Indiana’s a playoff team that has had the Nets’ number for awhile, currently holding nine straight wins over Brooklyn dating back to the Nets’ last win against them in October 2016.
It might be easy to be disappointed with how the month ended — road losses to the Charlotte Hornets and Milwaukee Bucks — but those are two teams that are very good at home and the Milwaukee game came on the back end of a brutal back-to-back that just did meet the NBA’s guidelines for the minimum allowable gap between start times on consecutive days.
Brooklyn won nine games in 15 games in December after winning eight in 23 tries in October and November combined. After the loss to Oklahoma City, the Nets were 8-18, in 12th place in the Eastern Conference, and four games out of eighth.
After the Orlando Magic stunned the Detroit Pistons with an Evan Fournier buzzer-beater Sunday, the Nets are 10th in the East at 17-21, one game behind the eighth-place Pistons and just 1½ in back of the Hornets and Miami Heat, who are tied for sixth.
With the Washington Wizards losing John Wall to season-ending heel surgery, it’s looking like a five-team scramble for the final three playoff spots in the Eastern Conference with Charlotte, Miami, Detroit, Orlando and the Nets set to jockey over the final 3½ months.
Spencer Dinwiddie, even with two poor performances to close out the month, seriously had a December to remember. He averaged 20 points and six assists per game and signed a three-year contract extension. That’s a pretty good month, no?
D’Angelo Russell averaged 17.9 points and 6.8 assists per game as his facilitating continues to improve. He also shot 44 percent despite some wild ups-and-downs over the 14 games he played.
The 3.4 turnovers per game in 14 games — he rested at Milwaukee — is a concern, but overall it was a solid showing.
Joe Harris bounced back from a cooler November to have a red-hot December, averaging 14.4 points per game and shooting a ridiculous 56.5 percent from 3-point range in 13 games (he missed the first two games of the month with left adductor tightness).
The breakout performance of December had to be rookie Rodions Kurucs, though.
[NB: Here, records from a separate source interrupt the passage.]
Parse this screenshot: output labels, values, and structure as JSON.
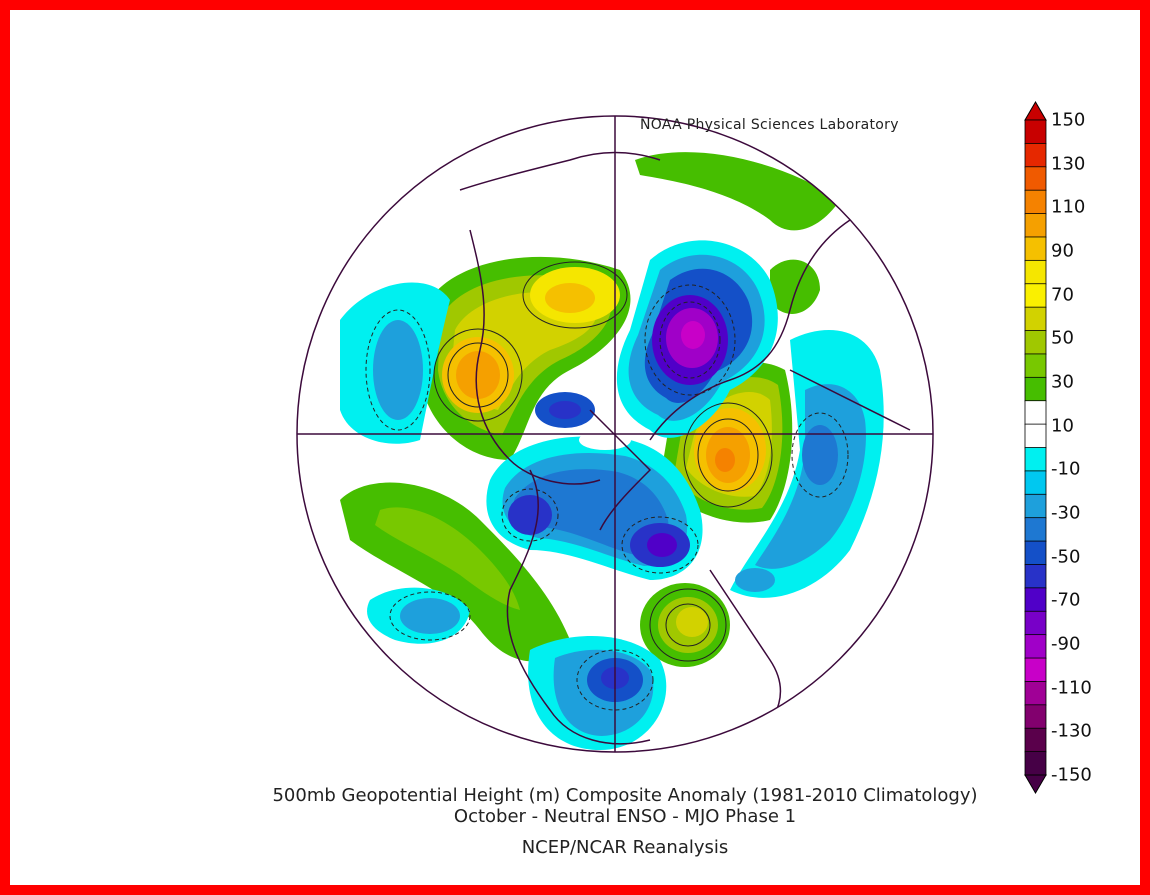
{
  "credit": "NOAA Physical Sciences Laboratory",
  "title_line1": "500mb Geopotential Height (m) Composite Anomaly (1981-2010 Climatology)",
  "title_line2": "October - Neutral ENSO - MJO Phase 1",
  "source": "NCEP/NCAR Reanalysis",
  "colorbar": {
    "labels": [
      "150",
      "130",
      "110",
      "90",
      "70",
      "50",
      "30",
      "10",
      "-10",
      "-30",
      "-50",
      "-70",
      "-90",
      "-110",
      "-130",
      "-150"
    ],
    "colors": [
      "#c80000",
      "#e62800",
      "#f05a00",
      "#f58200",
      "#f5a000",
      "#f5c000",
      "#f5e600",
      "#faf000",
      "#d2d200",
      "#a0c800",
      "#78c800",
      "#46be00",
      "#ffffff",
      "#ffffff",
      "#00f0f0",
      "#00c8f0",
      "#1ea0dc",
      "#1e78d2",
      "#1450c8",
      "#2832c8",
      "#5000c8",
      "#7800c8",
      "#a000c8",
      "#c800c8",
      "#a00096",
      "#82006e",
      "#5a004b",
      "#460046"
    ]
  },
  "map": {
    "projection": "north-polar-stereographic",
    "border_color": "#3c0a3c",
    "frame_color": "#ff0000"
  }
}
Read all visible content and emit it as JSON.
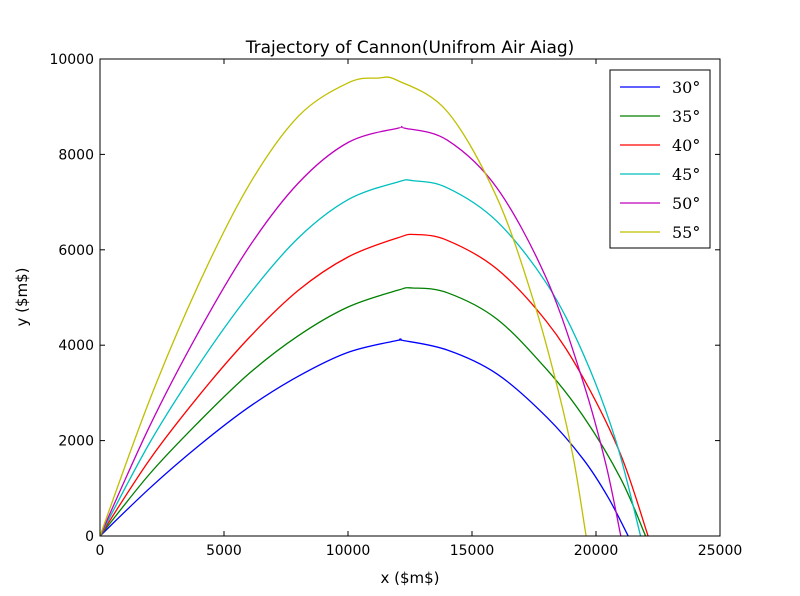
{
  "chart_data": {
    "type": "line",
    "title": "Trajectory of Cannon(Unifrom Air Aiag)",
    "xlabel": "x ($m$)",
    "ylabel": "y ($m$)",
    "xlim": [
      0,
      25000
    ],
    "ylim": [
      0,
      10000
    ],
    "xticks": [
      0,
      5000,
      10000,
      15000,
      20000,
      25000
    ],
    "yticks": [
      0,
      2000,
      4000,
      6000,
      8000,
      10000
    ],
    "grid": false,
    "legend_position": "top-right",
    "series": [
      {
        "name": "30°",
        "color": "#0000ff",
        "x": [
          0,
          2000,
          4000,
          6000,
          8000,
          10000,
          12000,
          12200,
          14000,
          16000,
          18000,
          19500,
          20500,
          21300
        ],
        "y": [
          0,
          1000,
          1900,
          2700,
          3350,
          3850,
          4100,
          4100,
          3900,
          3400,
          2500,
          1600,
          800,
          0
        ]
      },
      {
        "name": "35°",
        "color": "#008000",
        "x": [
          0,
          2000,
          4000,
          6000,
          8000,
          10000,
          12000,
          12600,
          14000,
          16000,
          18000,
          19500,
          21000,
          22000
        ],
        "y": [
          0,
          1300,
          2400,
          3400,
          4200,
          4800,
          5150,
          5200,
          5100,
          4550,
          3500,
          2500,
          1200,
          0
        ]
      },
      {
        "name": "40°",
        "color": "#ff0000",
        "x": [
          0,
          2000,
          4000,
          6000,
          8000,
          10000,
          12000,
          12700,
          14000,
          16000,
          18000,
          19500,
          21000,
          22100
        ],
        "y": [
          0,
          1600,
          2950,
          4150,
          5150,
          5850,
          6250,
          6320,
          6200,
          5600,
          4500,
          3300,
          1700,
          0
        ]
      },
      {
        "name": "45°",
        "color": "#00bfbf",
        "x": [
          0,
          2000,
          4000,
          6000,
          8000,
          10000,
          12000,
          12600,
          14000,
          16000,
          18000,
          19500,
          20800,
          21800
        ],
        "y": [
          0,
          1950,
          3600,
          5050,
          6250,
          7050,
          7420,
          7450,
          7300,
          6600,
          5300,
          3800,
          2000,
          0
        ]
      },
      {
        "name": "50°",
        "color": "#bf00bf",
        "x": [
          0,
          2000,
          4000,
          6000,
          8000,
          10000,
          12000,
          12300,
          14000,
          16000,
          18000,
          19500,
          20400,
          21000
        ],
        "y": [
          0,
          2300,
          4300,
          6050,
          7400,
          8250,
          8550,
          8550,
          8300,
          7300,
          5400,
          3200,
          1500,
          0
        ]
      },
      {
        "name": "55°",
        "color": "#bfbf00",
        "x": [
          0,
          2000,
          4000,
          6000,
          8000,
          10000,
          11200,
          12000,
          14000,
          16000,
          17500,
          18500,
          19100,
          19600
        ],
        "y": [
          0,
          2850,
          5300,
          7350,
          8800,
          9500,
          9600,
          9550,
          8900,
          7100,
          4900,
          3000,
          1600,
          0
        ]
      }
    ]
  }
}
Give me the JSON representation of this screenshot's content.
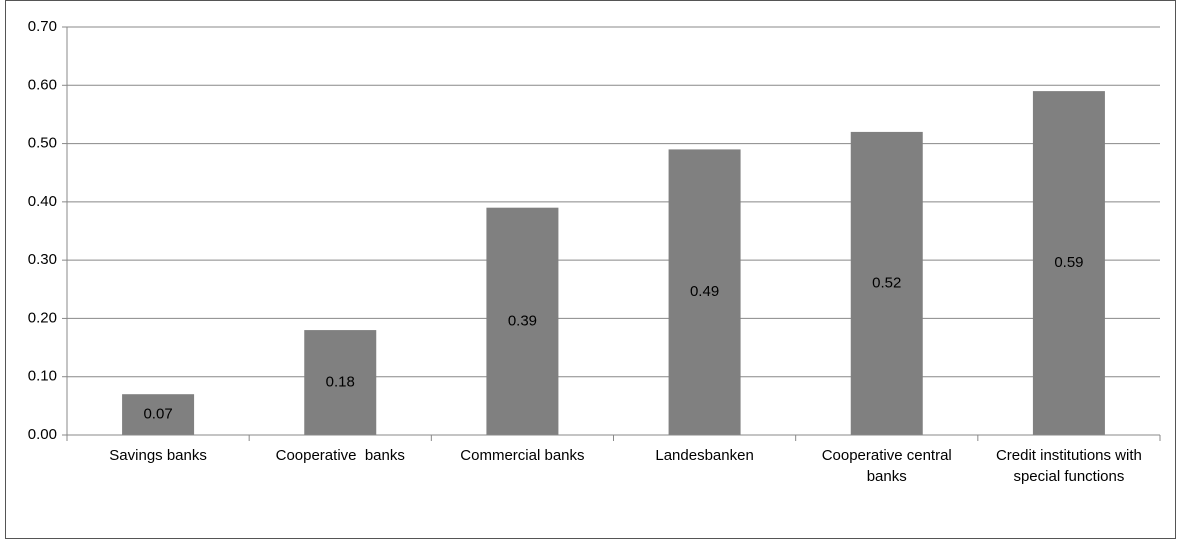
{
  "chart_data": {
    "type": "bar",
    "categories": [
      "Savings banks",
      "Cooperative  banks",
      "Commercial banks",
      "Landesbanken",
      "Cooperative central banks",
      "Credit institutions with special functions"
    ],
    "values": [
      0.07,
      0.18,
      0.39,
      0.49,
      0.52,
      0.59
    ],
    "color": "#808080",
    "ylim": [
      0,
      0.7
    ],
    "yticks": [
      {
        "value": 0,
        "label": "0.00"
      },
      {
        "value": 0.1,
        "label": "0.10"
      },
      {
        "value": 0.2,
        "label": "0.20"
      },
      {
        "value": 0.3,
        "label": "0.30"
      },
      {
        "value": 0.4,
        "label": "0.40"
      },
      {
        "value": 0.5,
        "label": "0.50"
      },
      {
        "value": 0.6,
        "label": "0.60"
      },
      {
        "value": 0.7,
        "label": "0.70"
      }
    ],
    "grid": true
  }
}
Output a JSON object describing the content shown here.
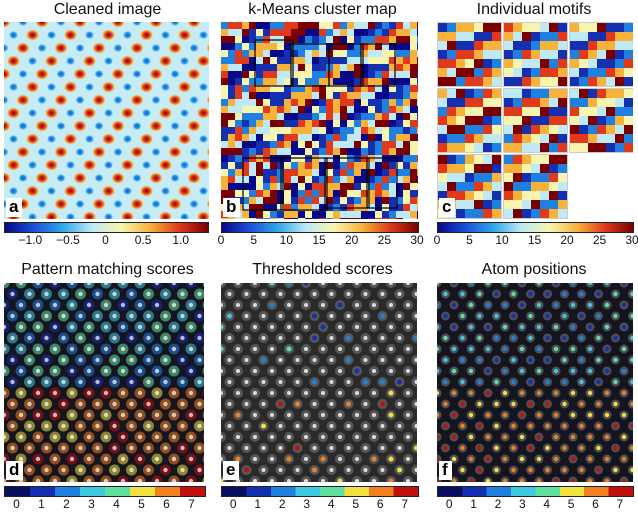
{
  "panels": {
    "a": {
      "title": "Cleaned image",
      "letter": "a",
      "colorbar_ticks": [
        "−1.0",
        "−0.5",
        "0",
        "0.5",
        "1.0"
      ]
    },
    "b": {
      "title": "k-Means cluster map",
      "letter": "b",
      "colorbar_ticks": [
        "0",
        "5",
        "10",
        "15",
        "20",
        "25",
        "30"
      ]
    },
    "c": {
      "title": "Individual motifs",
      "letter": "c",
      "colorbar_ticks": [
        "0",
        "5",
        "10",
        "15",
        "20",
        "25",
        "30"
      ]
    },
    "d": {
      "title": "Pattern matching scores",
      "letter": "d",
      "colorbar_ticks": [
        "0",
        "1",
        "2",
        "3",
        "4",
        "5",
        "6",
        "7"
      ]
    },
    "e": {
      "title": "Thresholded scores",
      "letter": "e",
      "colorbar_ticks": [
        "0",
        "1",
        "2",
        "3",
        "4",
        "5",
        "6",
        "7"
      ]
    },
    "f": {
      "title": "Atom positions",
      "letter": "f",
      "colorbar_ticks": [
        "0",
        "1",
        "2",
        "3",
        "4",
        "5",
        "6",
        "7"
      ]
    }
  },
  "colormaps": {
    "continuous": [
      "#08088a",
      "#1a50d8",
      "#2fa8e8",
      "#bfe9f5",
      "#f5f5b0",
      "#f7b23b",
      "#e03a1b",
      "#7a0000"
    ],
    "discrete8": [
      "#0a1060",
      "#1430b0",
      "#2080e0",
      "#40c8e0",
      "#60e0a0",
      "#f0e040",
      "#f08020",
      "#c01010"
    ]
  }
}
He rose from out-of-the-rotation reserve playing on assignment in the NBA G League to starting the final nine games of the month after Allen Crabbe went down with a sore right knee.
The kid performed well in 14 games, averaging 9.7 points and 4.3 boards in 22.9 minutes a game and made big plays with his offensive instincts and with his length and quickness at the defensive end.
January will feature 15 games — eight at Barclays Center and seven on the road — and has just two back-to-backs. The Nets will play at the Chicago Bulls and at the Boston Celtics on Sunday and Jan. 7 and then have the same two teams on Jan. 28-29, at Boston and home for the Bulls.
The month also features a three-game road trip (Memphis, Boston, Chicago) in four days from Friday-Jan. 7 as well as games at the Toronto Raptors, Houston Rockets, Orlando and the San Antonio Spurs.
The Nets resume play on Wednesday by hosting the New Orleans Pelicans and have home games with the Atlanta Hawks, Celtics, Sacramento Kings, Magic, New York Knicks and Chicago.
It will be important for Brooklyn to continue to take care of business at Barclays Center, where their 6-3 December improved them to 9-11 at home (they were just 14-25 at Barclays last season) and their 8-10 road record is respectable for a fringe playoff contender.
The Nets did what they had to do in December to get back into the playoff conversation.
The challenge moving forward is to continue to play to their identity — ball movement, gang rebounding and defensive flexibility — while the specter of getting LeVert back at some point after the All-Star break looms as the potential equivalent to picking up a player in a deadline trade.